Publicité | Marketing

Grande distribution : publicité comparative sanctionnée | 9 janvier 2017

Leclerc c/ Carrefour

Sur poursuites des centres Leclerc, la publicité « la garantie prix le plus bas Carrefour » a été sanctionnée au titre de la publicité comparative illicite. Par cette « garantie », la société Carrefour indiquait offrir à ses clients les prix les moins chers sur plus de 1.000 produits de grandes marques, toute l ‘année, en leur proposant de rembourser deux fois la différence de prix si le client trouve un produit identique moins cher dans un autre magasin concurrent situé à moins de 15 km. La société Carrefour prétendait ainsi, par cette publicité, assurer un prix moins élevé que ses concurrents sur les mêmes produits de grandes marques.

Or, s’il peut être envisagé que les 500 produits répertoriés dans les magasins E. Leclerc ou des produits équivalents étaient également vendus par Carrefour et faisaient partie des 1.000 produits sur lesquels cette enseigne proposait sa garantie prix le plus bas, le procédé présenté dans le message publicitaire nécessitait une vérification a posteriori des prix pratiqués par une démarche du consommateur. Ce dernier était ainsi invité, « pour bénéficier de cette Garantie, valable dans les hypermarchés à enseigne Carrefour, à en faire la demande dans un délai de 15 jours suivant l’achat, en présentant le ticket de caisse et un justificatif de prix pratiqué par le magasin concurrent.

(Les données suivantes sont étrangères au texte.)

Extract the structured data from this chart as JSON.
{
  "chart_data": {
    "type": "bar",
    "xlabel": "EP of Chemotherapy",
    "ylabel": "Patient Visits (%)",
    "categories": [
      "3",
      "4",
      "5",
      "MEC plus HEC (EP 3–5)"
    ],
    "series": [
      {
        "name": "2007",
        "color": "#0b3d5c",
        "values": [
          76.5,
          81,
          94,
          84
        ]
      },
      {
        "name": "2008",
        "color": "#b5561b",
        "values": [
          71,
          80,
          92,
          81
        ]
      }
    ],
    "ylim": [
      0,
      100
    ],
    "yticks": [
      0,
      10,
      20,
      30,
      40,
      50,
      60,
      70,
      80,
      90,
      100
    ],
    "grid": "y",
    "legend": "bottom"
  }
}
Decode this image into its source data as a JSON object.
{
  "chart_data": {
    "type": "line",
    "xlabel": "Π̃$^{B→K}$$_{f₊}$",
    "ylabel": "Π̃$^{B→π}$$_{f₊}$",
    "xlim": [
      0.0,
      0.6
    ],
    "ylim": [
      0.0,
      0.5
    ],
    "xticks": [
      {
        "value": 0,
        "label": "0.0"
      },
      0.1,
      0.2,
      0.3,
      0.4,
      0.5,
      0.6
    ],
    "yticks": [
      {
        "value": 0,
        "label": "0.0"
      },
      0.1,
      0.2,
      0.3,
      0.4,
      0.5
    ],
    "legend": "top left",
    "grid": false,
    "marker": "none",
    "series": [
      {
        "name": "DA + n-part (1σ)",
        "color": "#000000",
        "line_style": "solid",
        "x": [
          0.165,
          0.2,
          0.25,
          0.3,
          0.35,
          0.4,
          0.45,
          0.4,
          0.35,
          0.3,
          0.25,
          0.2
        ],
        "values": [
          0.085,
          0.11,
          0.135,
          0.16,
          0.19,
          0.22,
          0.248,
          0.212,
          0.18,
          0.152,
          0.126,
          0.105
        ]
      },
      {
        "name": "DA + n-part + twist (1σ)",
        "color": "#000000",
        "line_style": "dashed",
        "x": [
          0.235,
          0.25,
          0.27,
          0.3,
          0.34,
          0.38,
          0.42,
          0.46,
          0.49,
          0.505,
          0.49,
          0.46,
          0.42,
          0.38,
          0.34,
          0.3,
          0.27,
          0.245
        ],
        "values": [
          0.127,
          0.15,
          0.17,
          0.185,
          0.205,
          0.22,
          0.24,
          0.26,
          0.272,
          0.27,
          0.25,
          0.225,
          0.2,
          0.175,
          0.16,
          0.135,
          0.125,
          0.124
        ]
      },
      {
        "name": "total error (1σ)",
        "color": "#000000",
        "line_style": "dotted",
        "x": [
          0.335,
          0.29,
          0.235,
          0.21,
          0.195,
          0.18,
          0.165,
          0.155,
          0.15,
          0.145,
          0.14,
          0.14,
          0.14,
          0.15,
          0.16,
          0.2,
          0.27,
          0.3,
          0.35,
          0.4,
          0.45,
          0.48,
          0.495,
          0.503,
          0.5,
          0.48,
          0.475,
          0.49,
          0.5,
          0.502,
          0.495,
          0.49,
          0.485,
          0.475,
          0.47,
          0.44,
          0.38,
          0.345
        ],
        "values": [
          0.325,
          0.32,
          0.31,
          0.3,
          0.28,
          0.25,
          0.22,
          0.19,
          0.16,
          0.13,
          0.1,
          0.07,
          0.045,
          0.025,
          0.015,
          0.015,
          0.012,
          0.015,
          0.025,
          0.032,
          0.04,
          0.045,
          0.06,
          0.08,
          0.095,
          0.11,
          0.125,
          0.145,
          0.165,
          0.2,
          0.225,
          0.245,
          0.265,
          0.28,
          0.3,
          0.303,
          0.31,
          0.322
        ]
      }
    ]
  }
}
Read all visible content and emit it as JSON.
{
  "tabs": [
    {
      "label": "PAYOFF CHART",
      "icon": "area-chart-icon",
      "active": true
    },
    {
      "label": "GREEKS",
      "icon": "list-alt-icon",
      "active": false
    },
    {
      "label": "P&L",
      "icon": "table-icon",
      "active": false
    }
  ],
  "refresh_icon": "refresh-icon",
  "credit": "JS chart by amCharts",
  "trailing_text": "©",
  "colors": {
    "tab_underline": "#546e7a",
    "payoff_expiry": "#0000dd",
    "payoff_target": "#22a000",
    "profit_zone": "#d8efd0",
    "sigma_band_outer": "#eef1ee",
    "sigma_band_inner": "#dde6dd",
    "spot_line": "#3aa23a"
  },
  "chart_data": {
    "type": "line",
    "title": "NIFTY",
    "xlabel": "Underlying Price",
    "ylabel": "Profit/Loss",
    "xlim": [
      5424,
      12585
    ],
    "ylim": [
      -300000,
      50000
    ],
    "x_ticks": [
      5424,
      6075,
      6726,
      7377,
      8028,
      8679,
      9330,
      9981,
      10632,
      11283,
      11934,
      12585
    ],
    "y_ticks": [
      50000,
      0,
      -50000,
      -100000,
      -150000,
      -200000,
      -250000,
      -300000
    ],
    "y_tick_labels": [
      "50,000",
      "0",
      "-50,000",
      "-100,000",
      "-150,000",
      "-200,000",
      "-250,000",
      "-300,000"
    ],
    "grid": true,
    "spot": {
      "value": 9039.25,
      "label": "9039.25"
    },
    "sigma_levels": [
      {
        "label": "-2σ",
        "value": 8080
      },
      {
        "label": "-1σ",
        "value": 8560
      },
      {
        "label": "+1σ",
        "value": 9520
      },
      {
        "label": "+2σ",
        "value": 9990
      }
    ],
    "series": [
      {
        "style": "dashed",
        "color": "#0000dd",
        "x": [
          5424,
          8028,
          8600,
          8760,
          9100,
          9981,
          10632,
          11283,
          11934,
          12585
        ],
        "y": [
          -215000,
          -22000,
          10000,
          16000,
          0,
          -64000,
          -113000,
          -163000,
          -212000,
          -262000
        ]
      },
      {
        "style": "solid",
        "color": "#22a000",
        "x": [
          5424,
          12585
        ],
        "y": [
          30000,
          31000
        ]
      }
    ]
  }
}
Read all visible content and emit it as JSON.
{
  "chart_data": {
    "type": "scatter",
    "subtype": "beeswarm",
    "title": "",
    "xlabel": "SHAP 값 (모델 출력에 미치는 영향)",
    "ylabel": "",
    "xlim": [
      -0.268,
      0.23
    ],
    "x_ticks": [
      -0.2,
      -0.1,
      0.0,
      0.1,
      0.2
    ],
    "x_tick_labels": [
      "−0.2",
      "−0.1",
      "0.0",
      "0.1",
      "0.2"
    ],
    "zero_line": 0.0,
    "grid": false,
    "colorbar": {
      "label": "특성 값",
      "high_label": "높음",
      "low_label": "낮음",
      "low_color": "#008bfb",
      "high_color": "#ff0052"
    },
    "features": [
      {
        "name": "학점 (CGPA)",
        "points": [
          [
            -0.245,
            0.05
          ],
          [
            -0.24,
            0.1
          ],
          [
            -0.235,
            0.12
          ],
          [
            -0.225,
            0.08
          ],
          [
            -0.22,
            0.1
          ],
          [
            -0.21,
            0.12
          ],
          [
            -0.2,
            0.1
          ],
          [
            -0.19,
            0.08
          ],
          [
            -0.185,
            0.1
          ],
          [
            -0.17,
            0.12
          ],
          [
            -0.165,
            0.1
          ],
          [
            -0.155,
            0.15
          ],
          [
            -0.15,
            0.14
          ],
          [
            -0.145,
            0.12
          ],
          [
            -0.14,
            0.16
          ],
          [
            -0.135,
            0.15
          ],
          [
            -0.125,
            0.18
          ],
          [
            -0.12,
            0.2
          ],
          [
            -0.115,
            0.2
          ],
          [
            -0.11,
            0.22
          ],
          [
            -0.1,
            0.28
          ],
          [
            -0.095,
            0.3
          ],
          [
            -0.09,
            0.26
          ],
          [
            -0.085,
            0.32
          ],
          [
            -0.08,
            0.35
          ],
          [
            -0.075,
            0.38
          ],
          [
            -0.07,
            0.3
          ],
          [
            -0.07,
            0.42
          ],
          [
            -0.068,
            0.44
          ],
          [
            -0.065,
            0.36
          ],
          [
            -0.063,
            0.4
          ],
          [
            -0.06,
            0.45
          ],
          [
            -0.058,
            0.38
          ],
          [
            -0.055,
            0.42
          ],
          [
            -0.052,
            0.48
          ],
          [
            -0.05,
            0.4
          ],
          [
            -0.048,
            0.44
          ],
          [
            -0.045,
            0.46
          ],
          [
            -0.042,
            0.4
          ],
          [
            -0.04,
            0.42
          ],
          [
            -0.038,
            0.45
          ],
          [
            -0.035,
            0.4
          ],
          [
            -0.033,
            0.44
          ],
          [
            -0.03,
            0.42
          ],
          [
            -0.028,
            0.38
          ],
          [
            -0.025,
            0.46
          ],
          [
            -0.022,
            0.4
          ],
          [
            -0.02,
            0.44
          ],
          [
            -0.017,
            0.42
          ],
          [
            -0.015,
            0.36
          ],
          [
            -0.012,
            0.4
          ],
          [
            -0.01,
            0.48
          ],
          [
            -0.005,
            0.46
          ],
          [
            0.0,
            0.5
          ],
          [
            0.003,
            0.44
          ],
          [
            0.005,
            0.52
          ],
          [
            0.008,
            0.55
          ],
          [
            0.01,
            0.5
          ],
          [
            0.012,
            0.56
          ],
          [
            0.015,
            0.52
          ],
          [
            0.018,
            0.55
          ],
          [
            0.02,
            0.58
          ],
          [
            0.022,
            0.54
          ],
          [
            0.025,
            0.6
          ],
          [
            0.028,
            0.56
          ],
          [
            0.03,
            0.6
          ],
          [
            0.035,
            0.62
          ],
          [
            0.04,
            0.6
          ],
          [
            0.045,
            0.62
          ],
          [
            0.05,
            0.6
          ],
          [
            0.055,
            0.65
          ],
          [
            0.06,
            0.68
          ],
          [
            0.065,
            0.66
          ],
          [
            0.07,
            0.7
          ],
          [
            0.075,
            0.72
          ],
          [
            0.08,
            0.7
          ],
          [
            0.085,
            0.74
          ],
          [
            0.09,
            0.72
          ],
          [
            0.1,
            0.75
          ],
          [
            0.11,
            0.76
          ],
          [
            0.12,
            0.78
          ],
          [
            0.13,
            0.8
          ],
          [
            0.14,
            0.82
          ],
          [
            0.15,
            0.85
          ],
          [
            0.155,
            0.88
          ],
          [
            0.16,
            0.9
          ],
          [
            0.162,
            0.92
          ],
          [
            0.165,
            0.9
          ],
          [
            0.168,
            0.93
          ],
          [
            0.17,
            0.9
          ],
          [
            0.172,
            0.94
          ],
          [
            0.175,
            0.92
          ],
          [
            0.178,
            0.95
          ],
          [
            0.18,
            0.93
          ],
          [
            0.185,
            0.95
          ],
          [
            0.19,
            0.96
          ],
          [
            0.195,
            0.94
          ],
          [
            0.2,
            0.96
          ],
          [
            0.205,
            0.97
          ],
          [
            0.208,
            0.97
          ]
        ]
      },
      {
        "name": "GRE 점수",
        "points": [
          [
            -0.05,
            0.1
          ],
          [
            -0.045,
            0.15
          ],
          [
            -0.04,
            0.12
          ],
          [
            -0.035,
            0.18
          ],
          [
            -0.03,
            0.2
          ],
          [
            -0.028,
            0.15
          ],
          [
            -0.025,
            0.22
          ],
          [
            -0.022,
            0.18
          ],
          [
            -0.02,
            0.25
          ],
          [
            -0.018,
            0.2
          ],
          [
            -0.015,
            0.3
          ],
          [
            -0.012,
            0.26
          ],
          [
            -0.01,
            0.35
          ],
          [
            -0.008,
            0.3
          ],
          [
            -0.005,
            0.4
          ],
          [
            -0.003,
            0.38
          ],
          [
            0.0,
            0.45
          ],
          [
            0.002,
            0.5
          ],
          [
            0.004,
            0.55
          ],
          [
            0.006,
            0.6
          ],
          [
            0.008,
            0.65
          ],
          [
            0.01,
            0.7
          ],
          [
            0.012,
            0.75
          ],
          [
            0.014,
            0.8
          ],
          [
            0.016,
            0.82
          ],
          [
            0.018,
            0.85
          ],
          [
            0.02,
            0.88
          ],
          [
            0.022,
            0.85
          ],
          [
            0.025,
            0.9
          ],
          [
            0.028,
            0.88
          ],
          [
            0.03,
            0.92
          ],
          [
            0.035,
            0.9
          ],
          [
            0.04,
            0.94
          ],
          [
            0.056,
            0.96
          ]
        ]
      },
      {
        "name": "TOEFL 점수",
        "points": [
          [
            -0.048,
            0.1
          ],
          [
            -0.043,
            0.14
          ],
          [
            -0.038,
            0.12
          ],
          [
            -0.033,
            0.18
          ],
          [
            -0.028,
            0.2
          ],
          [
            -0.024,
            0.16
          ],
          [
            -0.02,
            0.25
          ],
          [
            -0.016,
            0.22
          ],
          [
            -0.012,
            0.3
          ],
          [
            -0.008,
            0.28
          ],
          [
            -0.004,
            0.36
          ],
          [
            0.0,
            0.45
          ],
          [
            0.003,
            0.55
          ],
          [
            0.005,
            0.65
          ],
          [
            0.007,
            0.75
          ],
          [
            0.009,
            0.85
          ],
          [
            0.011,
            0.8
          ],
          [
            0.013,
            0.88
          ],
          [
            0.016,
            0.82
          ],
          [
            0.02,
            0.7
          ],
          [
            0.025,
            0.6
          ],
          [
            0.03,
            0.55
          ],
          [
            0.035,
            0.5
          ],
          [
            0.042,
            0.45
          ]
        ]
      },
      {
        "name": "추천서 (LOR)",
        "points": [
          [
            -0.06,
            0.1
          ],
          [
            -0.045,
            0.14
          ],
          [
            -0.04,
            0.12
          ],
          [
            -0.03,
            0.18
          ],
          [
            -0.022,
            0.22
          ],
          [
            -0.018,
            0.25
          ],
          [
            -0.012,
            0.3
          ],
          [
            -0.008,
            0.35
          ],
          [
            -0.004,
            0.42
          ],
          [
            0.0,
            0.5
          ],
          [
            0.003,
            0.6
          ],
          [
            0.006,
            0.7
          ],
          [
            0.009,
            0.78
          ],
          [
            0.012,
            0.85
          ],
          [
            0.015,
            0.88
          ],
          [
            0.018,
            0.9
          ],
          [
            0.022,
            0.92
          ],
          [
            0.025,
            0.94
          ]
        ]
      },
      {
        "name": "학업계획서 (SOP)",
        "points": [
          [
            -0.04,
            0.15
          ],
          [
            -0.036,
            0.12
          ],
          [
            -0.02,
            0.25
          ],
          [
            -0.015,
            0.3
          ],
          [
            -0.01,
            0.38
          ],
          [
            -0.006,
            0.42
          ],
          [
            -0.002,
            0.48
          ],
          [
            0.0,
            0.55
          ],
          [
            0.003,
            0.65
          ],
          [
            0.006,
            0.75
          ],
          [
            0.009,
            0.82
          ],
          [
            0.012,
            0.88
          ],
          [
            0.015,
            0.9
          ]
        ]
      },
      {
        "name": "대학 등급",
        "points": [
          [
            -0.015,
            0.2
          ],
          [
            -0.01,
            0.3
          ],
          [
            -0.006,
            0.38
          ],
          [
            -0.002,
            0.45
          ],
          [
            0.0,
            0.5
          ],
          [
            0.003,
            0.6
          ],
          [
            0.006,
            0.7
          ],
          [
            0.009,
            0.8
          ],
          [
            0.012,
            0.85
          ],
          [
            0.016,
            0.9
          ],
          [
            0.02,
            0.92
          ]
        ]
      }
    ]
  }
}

Démarche active du consommateur

La société Carrefour n’a pas apporté la preuve des prix plus bas effectivement pratiqués par ses magasins, à l’époque de la campagne publicitaire, sur les produits dont les prix avaient été relevés dans les magasins Leclerc.

En outre, la publicité ne mettait pas en mesure le consommateur de vérifier l’exactitude des éléments de comparaison, puisqu’il est fait référence d’une part à 500 produits de grandes marques et d’autre part, à 1000 produits de grande marque, de sorte que nécessairement les produits ne sont pas équivalents, ne serait-ce que par leur nombre. L’absence de précision, sur les éléments comparés ne permet pas une comparaison objective.

Dans la mesure où aucune comparaison objective entre les produits vendus par les enseignes concurrentes n’était proposée par la publicité comparative litigieuse, celle-ci a été considérée comme trompeuse et donc illicite.

Dispositif légal de la publicité comparative

La publicité comparative est définie par l’article 2, c) de la Directive 2006/114/CE du 12 décembre 2006 en matière de publicité trompeuse et de publicité comparative, comme « toute publicité qui, explicitement ou implicitement, identifie un concurrent ou des biens ou services offerts par un concurrent ».

Les conditions de licéité de la publicité comparative sont reprises à l’article L. 121-8 (nouveau) du code de la consommation. Toute publicité qui met en comparaison des biens ou services en identifiant, implicitement ou explicitement, un concurrent ou des biens ou services offerts par un concurrent n’est licite que si : i) Elle n’est pas trompeuse ou de nature à induire en erreur ; ii) Elle porte sur des biens ou services répondant aux mêmes besoins ou ayant le même objectif ; iii) Elle compare objectivement une ou plusieurs caractéristiques essentielles, pertinentes, vérifiables et représentatives de ces biens ou services, dont le prix peut faire partie.

Toute publicité comparative faisant référence à une offre spéciale doit mentionner clairement les dates de disponibilité des biens ou services offerts, le cas échéant la limitation de l’offre à concurrence des stocks disponibles et les conditions spécifiques applicables.

Il résulte de la jurisprudence de la CJUE que la définition retenue de la publicité comparative est large et doit permettre de tenir compte des objectifs des directives (84/450/CEE et 2006/114/CE) à savoir stimuler la concurrence entre fournisseurs de biens et services dans l’intérêt des consommateurs en permettant de mettre en évidence de manière objective les avantages des différents produits comparables. Il suffit pour qu’il y ait publicité comparative, qu’il existe une communication sous une forme quelconque faisant, même implicitement référence à un concurrent ou aux biens et services qu’il offre, et qu’il importe peu, à cet égard, qu’il existe une comparaison entre les biens et les services offerts par l’annonceur et ceux du concurrent (arrêt « Toshiba » C-112/99 du 25 octobre 2001).  Le prix des produits offerts par les magasins concurrents peut constituer la caractéristique mise en avant par la publicité comparative.